Vor Pernštejn läßt sich das Rätsel glücklicherweise halbwegs befriedigend lösen, da die vorderen Bretter der Kiste etwas verschoben sind und man durch einen Spalt hineinsehen kann. Überraschend ist die Lösung ganz und gar nicht. Man erkennt den verzierten Saum eines Rocks und ein kleines Kruzifix auf Brusthöhe – es ist Johannes von Nepomuk. Aber mehr läßt sich nicht sagen. Wie genau der Johannes von Nepomuk am Fuße von Pernštejn aussieht und wie die Inschrift auf dem großen Sockel lautet, weiß man nicht.

Oben, aber noch im weiten Vorhof unterhalb der eigentlichen Burg, wartet ein weiterer Johannes von Nepomuk.

Die Skulptur ist sehr einfach, aber daß sie in der Mitte eines Brunnens steht, paßt gut, weil Nepomuk in der Vltava ertränkt wurde. Von seinem Platz vor einem abgeflachten Fels mit nach außen zeigendem halben Turm blickt er in Richtung der Burg, ohne sie je wirklich gut sehen zu können.

Für das, was unten das Holz verdeckt, ist der obere Johannes von Nepomuk aber nur eine kleine Entschädigung.

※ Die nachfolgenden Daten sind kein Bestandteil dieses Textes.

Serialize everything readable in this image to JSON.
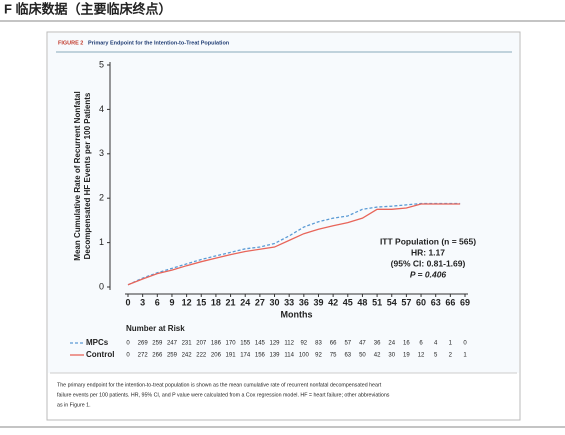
{
  "heading": "F 临床数据（主要临床终点）",
  "caption": [
    "The primary endpoint for the intention-to-treat population is shown as the mean cumulative rate of recurrent nonfatal decompensated heart",
    "failure events per 100 patients. HR, 95% CI, and P value were calculated from a Cox regression model. HF = heart failure; other abbreviations",
    "as in Figure 1."
  ],
  "chart_data": {
    "type": "line",
    "figure_label": "FIGURE 2",
    "title": "Primary Endpoint for the Intention-to-Treat Population",
    "ylabel": [
      "Mean Cumulative Rate of Recurrent Nonfatal",
      "Decompensated HF Events per 100 Patients"
    ],
    "xlabel": "Months",
    "xlim": [
      0,
      69
    ],
    "xticks": [
      0,
      3,
      6,
      9,
      12,
      15,
      18,
      21,
      24,
      27,
      30,
      33,
      36,
      39,
      42,
      45,
      48,
      51,
      54,
      57,
      60,
      63,
      66,
      69
    ],
    "ylim": [
      0,
      5
    ],
    "yticks": [
      0,
      1,
      2,
      3,
      4,
      5
    ],
    "x": [
      0,
      3,
      6,
      9,
      12,
      15,
      18,
      21,
      24,
      27,
      30,
      33,
      36,
      39,
      42,
      45,
      48,
      51,
      54,
      57,
      60,
      63,
      66,
      68
    ],
    "series": [
      {
        "name": "MPCs",
        "color": "#5b9bd5",
        "dashed": true,
        "values": [
          0.05,
          0.2,
          0.32,
          0.42,
          0.52,
          0.62,
          0.7,
          0.78,
          0.86,
          0.9,
          0.98,
          1.15,
          1.35,
          1.47,
          1.55,
          1.6,
          1.75,
          1.8,
          1.82,
          1.85,
          1.88,
          1.88,
          1.88,
          1.88
        ]
      },
      {
        "name": "Control",
        "color": "#e8655a",
        "dashed": false,
        "values": [
          0.05,
          0.18,
          0.3,
          0.38,
          0.48,
          0.57,
          0.65,
          0.73,
          0.8,
          0.85,
          0.9,
          1.05,
          1.2,
          1.3,
          1.38,
          1.45,
          1.55,
          1.75,
          1.75,
          1.78,
          1.87,
          1.87,
          1.87,
          1.87
        ]
      }
    ],
    "annotation": [
      "ITT Population (n = 565)",
      "HR: 1.17",
      "(95% CI: 0.81-1.69)",
      "P = 0.406"
    ],
    "risk_title": "Number at Risk",
    "number_at_risk": [
      [
        0,
        269,
        259,
        247,
        231,
        207,
        186,
        170,
        155,
        145,
        129,
        112,
        92,
        83,
        66,
        57,
        47,
        36,
        24,
        16,
        6,
        4,
        1,
        0
      ],
      [
        0,
        272,
        266,
        259,
        242,
        222,
        206,
        191,
        174,
        156,
        139,
        114,
        100,
        92,
        75,
        63,
        50,
        42,
        30,
        19,
        12,
        5,
        2,
        1
      ]
    ]
  }
}
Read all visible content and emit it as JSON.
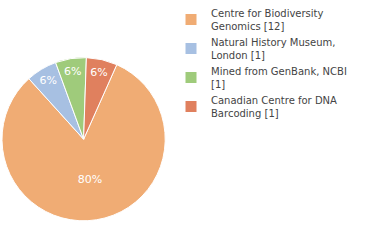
{
  "chart_data": {
    "type": "pie",
    "categories": [
      "Centre for Biodiversity Genomics [12]",
      "Natural History Museum, London [1]",
      "Mined from GenBank, NCBI [1]",
      "Canadian Centre for DNA Barcoding [1]"
    ],
    "values": [
      80,
      6,
      6,
      6
    ],
    "value_labels": [
      "80%",
      "6%",
      "6%",
      "6%"
    ],
    "data_labels": true,
    "colors": [
      "#f0ac74",
      "#a7c0e2",
      "#9fcb7b",
      "#e0805e"
    ],
    "legend": "right"
  }
}
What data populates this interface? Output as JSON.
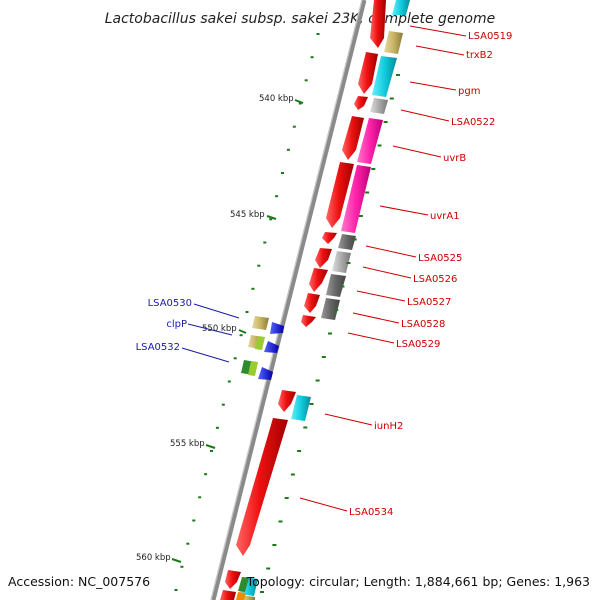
{
  "title": "Lactobacillus sakei subsp. sakei 23K, complete genome",
  "accession": "Accession: NC_007576",
  "topology": "Topology: circular; Length: 1,884,661 bp; Genes: 1,963",
  "kbp_labels": [
    "540 kbp",
    "545 kbp",
    "550 kbp",
    "555 kbp",
    "560 kbp"
  ],
  "right_genes": [
    "LSA0519",
    "trxB2",
    "pgm",
    "LSA0522",
    "uvrB",
    "uvrA1",
    "LSA0525",
    "LSA0526",
    "LSA0527",
    "LSA0528",
    "LSA0529",
    "iunH2",
    "LSA0534"
  ],
  "left_genes": [
    "LSA0530",
    "clpP",
    "LSA0532"
  ],
  "colors": {
    "red": "#ee1111",
    "cyan": "#11ccdd",
    "olive": "#c8b464",
    "gray": "#999999",
    "magenta": "#ff22aa",
    "blue": "#1111dd",
    "label_red": "#cc0000",
    "label_blue": "#1a1aa8",
    "tick": "#1a7a1a"
  }
}
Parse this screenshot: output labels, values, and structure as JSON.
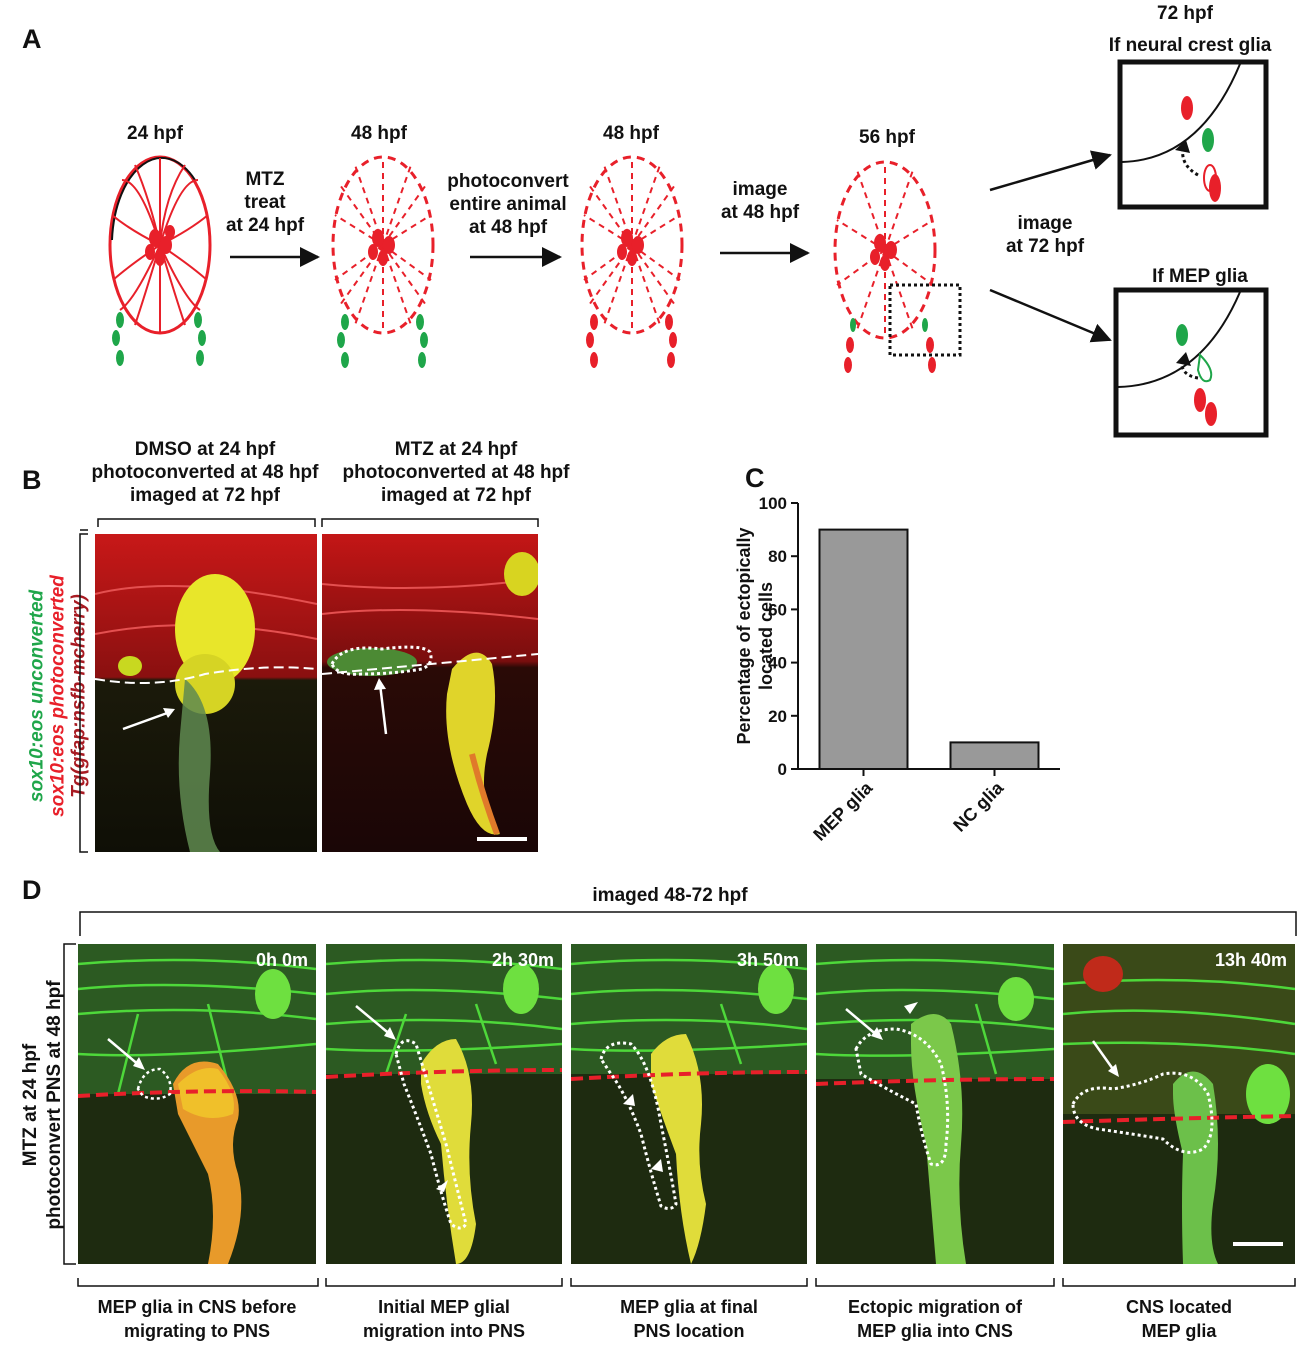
{
  "panel_a": {
    "letter": "A",
    "stages": [
      "24 hpf",
      "48 hpf",
      "48 hpf",
      "56 hpf"
    ],
    "steps": [
      [
        "MTZ",
        "treat",
        "at 24 hpf"
      ],
      [
        "photoconvert",
        "entire animal",
        "at 48 hpf"
      ],
      [
        "image",
        "at 48 hpf"
      ]
    ],
    "branch_label": [
      "image",
      "at 72 hpf"
    ],
    "outcome_time": "72 hpf",
    "outcome_nc": "If neural crest glia",
    "outcome_mep": "If MEP glia",
    "colors": {
      "red": "#e8202a",
      "green": "#1fa64a"
    }
  },
  "panel_b": {
    "letter": "B",
    "col1": [
      "DMSO at 24 hpf",
      "photoconverted at 48 hpf",
      "imaged at 72 hpf"
    ],
    "col2": [
      "MTZ at 24 hpf",
      "photoconverted at 48 hpf",
      "imaged at 72 hpf"
    ],
    "side_green": "sox10:eos unconverted",
    "side_red": "sox10:eos photoconverted",
    "side_darkred": "Tg(gfap:nsfb-mcherry)"
  },
  "panel_c": {
    "letter": "C"
  },
  "chart_data": {
    "type": "bar",
    "categories": [
      "MEP glia",
      "NC glia"
    ],
    "values": [
      90,
      10
    ],
    "ylabel": "Percentage of ectopically located cells",
    "ylabel_lines": [
      "Percentage of ectopically",
      "located cells"
    ],
    "ylim": [
      0,
      100
    ],
    "yticks": [
      0,
      20,
      40,
      60,
      80,
      100
    ],
    "bar_color": "#999999"
  },
  "panel_d": {
    "letter": "D",
    "header": "imaged 48-72 hpf",
    "side": [
      "MTZ at 24 hpf",
      "photoconvert PNS at 48 hpf"
    ],
    "frames": [
      {
        "time": "0h 0m",
        "caption": [
          "MEP glia in CNS before",
          "migrating to PNS"
        ]
      },
      {
        "time": "2h 30m",
        "caption": [
          "Initial MEP glial",
          "migration into PNS"
        ]
      },
      {
        "time": "3h 50m",
        "caption": [
          "MEP glia at final",
          "PNS location"
        ]
      },
      {
        "time": "",
        "caption": [
          "Ectopic migration of",
          "MEP glia into CNS"
        ]
      },
      {
        "time": "13h 40m",
        "caption": [
          "CNS located",
          "MEP glia"
        ]
      }
    ]
  }
}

Bestimmt, so denkt man, ist diese Skulptur viel besser und interessanter. Ist also auch die größte Qual des Nichtwissens gelindert, bleibt der Heilige in seiner Kiste doch ein trauriger Anblick. Daß auf das Holz schon das gelbe Symbol eines Wanderwegs gemalt wurde, spricht dafür, daß dieser Johannes von Nepomuk noch eine Weile so eingesperrt bleiben wird.